Open marriages are like Istanbul

The Valentine’s Day episode of the excellent This American Life program is well worth a listen: its theme is “people who have been in the same relationship for years” and it’s a welcome respite from the love is everything meme that soaks this season.

My favourite part of the episode is the essay Istanbul by Canadian writer and broadcaster Ian Brown. Here is Brown on “open marriage:”

That’s why monogamy has such a bad reputation: it’s boring. Monogamy is the habit of not acting on what you want. I even hate the word itself: it sounds so staid, so bourgeois. Monogamy. Like a board game. The approximation of excitement. Sometimes of course I hear about “open marriages.” Jung had one. Sartre had one. Henry Miller, Dickens, Freud. I hear about open marriages and they seem like some fabulous exotic city that I’ve always wanted to visit, but never seem to get to. Istanbul. Open marriages are like Istanbul: some ancient, mysterious place where there are minarets and strange music, where one entire civilization suddenly ends and a whole new stranger one begins. A whole new religion even. The mysterious east. I’ve always wanted to go to Istanbul.

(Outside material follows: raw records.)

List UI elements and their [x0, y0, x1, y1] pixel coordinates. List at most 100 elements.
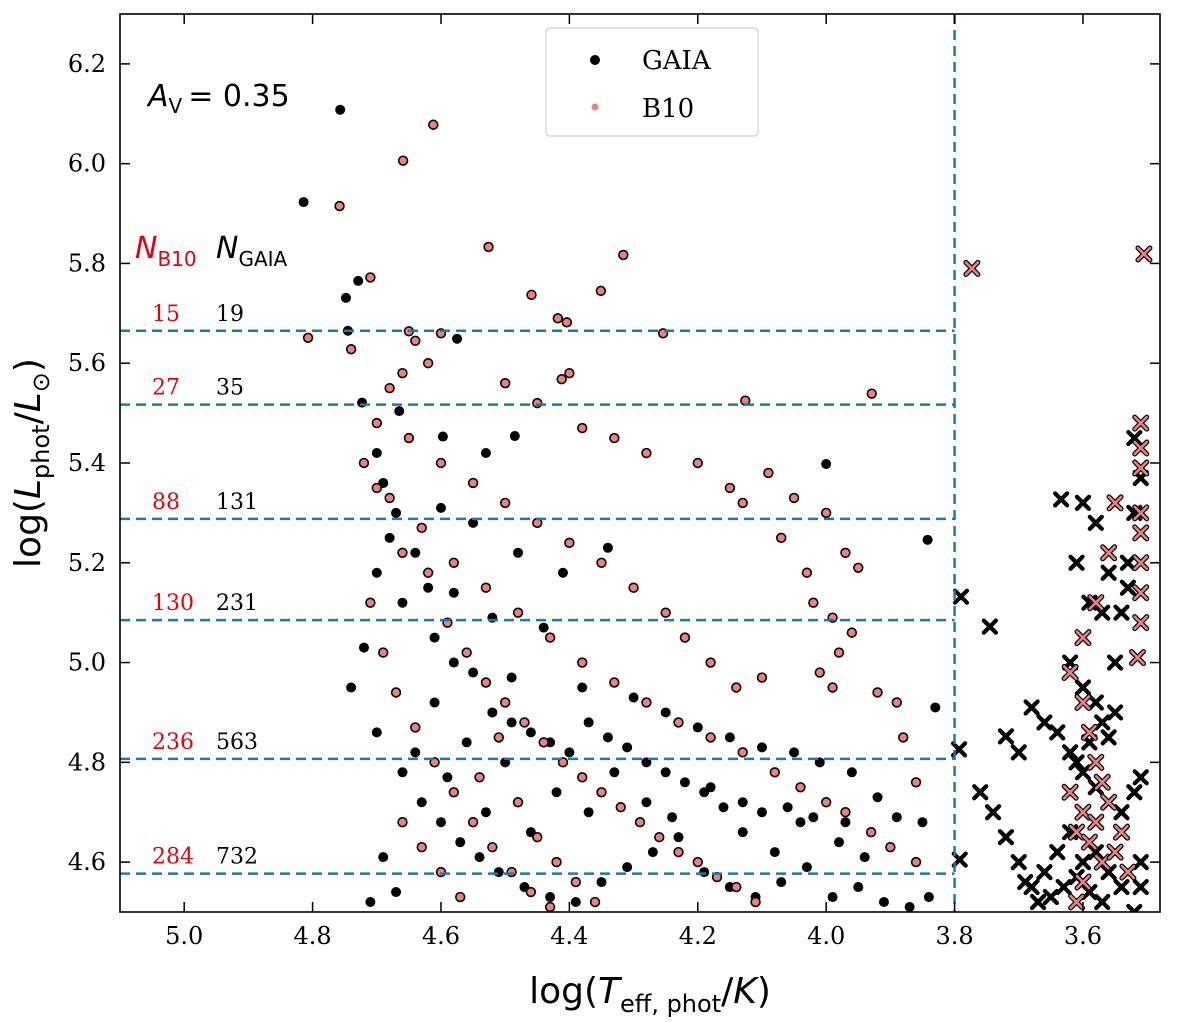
b10-point [526, 289, 537, 301]
b10-point [641, 447, 652, 459]
gaia-cross [1081, 883, 1098, 901]
b10-point [788, 492, 800, 504]
gaia-cross [1113, 804, 1130, 821]
gaia-point [365, 897, 376, 908]
gaia-cross [1126, 784, 1143, 801]
gaia-point [583, 807, 594, 818]
gaia-cross [1132, 769, 1149, 786]
b10-point [345, 344, 357, 355]
gaia-point [474, 852, 485, 863]
n-b10-count: 15 [152, 302, 180, 327]
gaia-point [602, 542, 613, 553]
b10-cross [1080, 723, 1098, 741]
gaia-point [442, 772, 453, 783]
b10-cross [1100, 544, 1118, 562]
b10-point [416, 841, 427, 853]
gaia-cross [1068, 554, 1085, 571]
b10-cross [1132, 504, 1150, 522]
gaia-point [564, 747, 575, 758]
gaia-cross [997, 829, 1015, 846]
b10-point [467, 816, 479, 828]
n-gaia-header: NGAIA [216, 231, 288, 271]
gaia-cross [1100, 564, 1117, 581]
b10-point [820, 507, 832, 519]
gaia-cross [1010, 744, 1027, 761]
gaia-point [429, 697, 440, 708]
x-tick-label: 4.2 [679, 922, 717, 950]
b10-cross [1074, 803, 1092, 821]
b10-cross [1074, 629, 1092, 647]
b10-point [776, 532, 787, 544]
gaia-cross [1126, 903, 1143, 912]
gaia-point [448, 587, 459, 598]
b10-point [461, 647, 472, 658]
gaia-point [493, 867, 504, 878]
gaia-point [660, 767, 671, 778]
gaia-point [602, 732, 613, 743]
b10-point [660, 607, 671, 618]
b10-cross [1132, 614, 1150, 632]
b10-point [750, 896, 761, 908]
n-gaia-count: 35 [216, 376, 244, 401]
gaia-cross [1074, 854, 1092, 871]
gaia-point [647, 847, 658, 858]
gaia-point [468, 517, 479, 528]
gaia-point [628, 692, 639, 703]
b10-point [422, 358, 434, 369]
b10-point [499, 377, 511, 389]
b10-point [397, 368, 408, 379]
gaia-cross [1132, 854, 1149, 871]
gaia-point [538, 622, 549, 633]
gaia-point [391, 887, 402, 898]
gaia-point [357, 397, 368, 408]
b10-cross [1061, 664, 1079, 682]
x-tick-label: 4.0 [807, 922, 845, 950]
b10-point [589, 896, 601, 908]
gaia-point [455, 837, 466, 848]
gaia-point [480, 807, 491, 818]
b10-point [467, 477, 479, 489]
b10-cross [1068, 893, 1086, 911]
b10-point [455, 891, 466, 903]
gaia-cross [1055, 878, 1072, 896]
gaia-point [384, 532, 395, 543]
b10-point [808, 597, 819, 608]
b10-point [609, 677, 620, 688]
b10-cross [1074, 873, 1092, 891]
b10-point [544, 632, 556, 643]
gaia-cross [1126, 429, 1143, 447]
y-tick-label: 5.2 [68, 549, 106, 577]
b10-point [532, 397, 543, 409]
b10-point [556, 373, 567, 385]
gaia-point [397, 597, 408, 608]
b10-point [564, 537, 575, 549]
b10-cross [1080, 833, 1098, 851]
y-tick-label: 5.0 [68, 649, 106, 677]
b10-point [654, 831, 665, 843]
av-annotation: AV = 0.35 [146, 79, 290, 118]
gaia-cross [952, 588, 970, 605]
b10-point [692, 856, 703, 868]
legend-box [545, 27, 759, 137]
b10-cross [1068, 823, 1086, 841]
b10-point [910, 856, 922, 868]
b10-point [499, 697, 511, 708]
annotations: AV = 0.35 NB10 NGAIA [135, 79, 290, 271]
gaia-point [782, 802, 793, 813]
b10-point [499, 497, 511, 509]
n-gaia-count: 231 [216, 591, 258, 616]
b10-point [641, 697, 652, 708]
b10-cross [963, 259, 981, 277]
gaia-cross [1062, 744, 1079, 761]
gaia-cross [1074, 679, 1092, 696]
b10-cross [1135, 245, 1153, 263]
gaia-point [435, 502, 446, 513]
b10-point [827, 682, 838, 693]
gaia-cross [972, 784, 989, 801]
gaia-point [452, 333, 463, 344]
data-marks [298, 104, 1153, 912]
b10-point [397, 547, 408, 558]
gaia-point [416, 797, 427, 808]
b10-cross [1106, 843, 1124, 861]
n-b10-count: 88 [152, 490, 180, 515]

You only have a few more days to grab the free MP3 of this episode — it’s oddly available only for a week after it’s first broadcast.

If you like what you hear on This American Life, here are three additional things you might want to check out:


oliver's picture
oliver on February 20, 2008 - 19:44 Permalink

Of course, the concept of the exotic destination presupposes a place to come home to. Being an expat or a foreign correspondent doesn’t seem romantic to me. I’d miss home. I think also exotic lifestyles presuppose exotic people—like James Bond. I don’t know that I’ve met any exotic people.

Peter Rukavina's picture
Peter Rukavina on February 20, 2008 - 20:35 Permalink

I met some exotic people on a commune in northeastern Ontario on a freezing cold New Years Eve many years ago. They slept in bunks and did not use toothpaste. There was a lot of bannock. It was not at all James Bond like.